Greatest hits album by Shenandoah
- Released: 31 May 1994
- Recorded: 1988–1992
- Genre: Country
- Length: 34:15
- Label: Columbia Nashville
- Producer: Robert Byrne Rick Hall

Shenandoah chronology
| Under the Kudzu (1993) | Super Hits (1994) | In the Vicinity of the Heart (1994) |

Alternative Cover
- 2007 re-issue

= Super Hits (Shenandoah album) =

Super Hits is a budget priced compilation album from country music group Shenandoah.

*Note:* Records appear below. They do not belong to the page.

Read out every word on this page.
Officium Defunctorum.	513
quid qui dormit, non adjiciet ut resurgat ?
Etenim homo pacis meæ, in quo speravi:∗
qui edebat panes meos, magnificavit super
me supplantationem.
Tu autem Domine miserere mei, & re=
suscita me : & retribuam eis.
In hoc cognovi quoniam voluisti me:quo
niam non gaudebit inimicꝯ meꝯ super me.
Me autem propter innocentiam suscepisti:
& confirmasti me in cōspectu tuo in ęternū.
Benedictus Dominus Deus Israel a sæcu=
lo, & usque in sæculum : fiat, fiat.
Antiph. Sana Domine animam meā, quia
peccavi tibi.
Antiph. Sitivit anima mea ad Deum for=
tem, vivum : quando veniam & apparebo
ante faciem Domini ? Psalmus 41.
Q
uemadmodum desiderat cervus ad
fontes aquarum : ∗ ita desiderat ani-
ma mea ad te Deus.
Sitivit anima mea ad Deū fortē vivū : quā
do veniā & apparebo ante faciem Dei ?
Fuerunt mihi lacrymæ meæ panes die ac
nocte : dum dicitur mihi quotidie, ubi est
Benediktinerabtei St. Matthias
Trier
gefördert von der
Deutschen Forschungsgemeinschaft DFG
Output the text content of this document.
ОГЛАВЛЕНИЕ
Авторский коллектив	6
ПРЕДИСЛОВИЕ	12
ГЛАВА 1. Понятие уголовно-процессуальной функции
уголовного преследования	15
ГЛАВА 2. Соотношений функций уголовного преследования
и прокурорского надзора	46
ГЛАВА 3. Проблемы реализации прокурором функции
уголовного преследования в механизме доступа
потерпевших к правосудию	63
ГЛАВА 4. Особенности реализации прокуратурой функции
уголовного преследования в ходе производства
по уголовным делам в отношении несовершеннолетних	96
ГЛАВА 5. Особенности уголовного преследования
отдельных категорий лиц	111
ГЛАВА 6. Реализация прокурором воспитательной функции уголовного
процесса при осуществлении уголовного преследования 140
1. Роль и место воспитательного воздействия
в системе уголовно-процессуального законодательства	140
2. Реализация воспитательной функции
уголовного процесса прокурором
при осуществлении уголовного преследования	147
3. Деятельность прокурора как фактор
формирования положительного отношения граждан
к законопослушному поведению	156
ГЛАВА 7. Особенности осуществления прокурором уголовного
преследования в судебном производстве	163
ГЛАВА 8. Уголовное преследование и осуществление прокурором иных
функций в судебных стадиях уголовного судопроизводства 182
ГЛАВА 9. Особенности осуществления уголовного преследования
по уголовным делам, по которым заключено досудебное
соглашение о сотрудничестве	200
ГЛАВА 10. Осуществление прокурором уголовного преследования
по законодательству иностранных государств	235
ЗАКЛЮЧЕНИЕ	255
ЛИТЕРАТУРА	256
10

Super Hits was certified Gold by the RIAA for sales of 500,000 copies.

==Track listing==

| No. | Title | Writer(s) | Length |
|---|---|---|---|
| 1. | "Any Ole Stretch of Blacktop" | Frank J. Myers, Bernie Nelson | 3:49 |
| 2. | "Mama Knows" | Tony Haselden, Tim Mensy | 3:26 |
| 3. | "Sunday in the South" | Jay Booker | 4:02 |
| 4. | "The Church on Cumberland Road" | Bob DiPiero, Dennis Robbins, John Scott Sherrill | 3:00 |
| 5. | "Two Dozen Roses" | Robert Byrne, Mac McAnally | 3:44 |
| 6. | "(It's Hard to Live Up to) the Rock" | Steve Baccus, Steve Dukes, Stan Munsey, Russ Zavitson | 3:12 |
| 7. | "Next to You, Next to Me" | Robert Ellis Orrall, Curtis Wright | 3:39 |
| 8. | "Ghost in This House" | Hugh Prestwood | 3:37 |
| 9. | "I Got You" | Byrne, Greg Fowler, Teddy Gentry | 3:46 |
| 10. | "The Moon Over Georgia" | Mark Narmore | 3:14 |

==Release history==

| Year | Type | Label | Catalogue |
|---|---|---|---|
| 1994 | Cassette | Columbia | 64183 |
| 1994 | CD | Columbia | 64183 |
| 2007 | CD | SBME Special Mkts | 705369 |

==Critical reception==

Super Hits received three and a half stars out of five from Stephen Thomas Erlewine of Allmusic. Erlewine concludes that the album is "a good bargain for the budget-conscious.".

Professional ratings
Review scores
| Source | Rating |
| Allmusic |  |

==Chart performance==
Super Hits peaked at #65 on the U.S. Billboard Top Country Albums chart the week of January 28, 1995.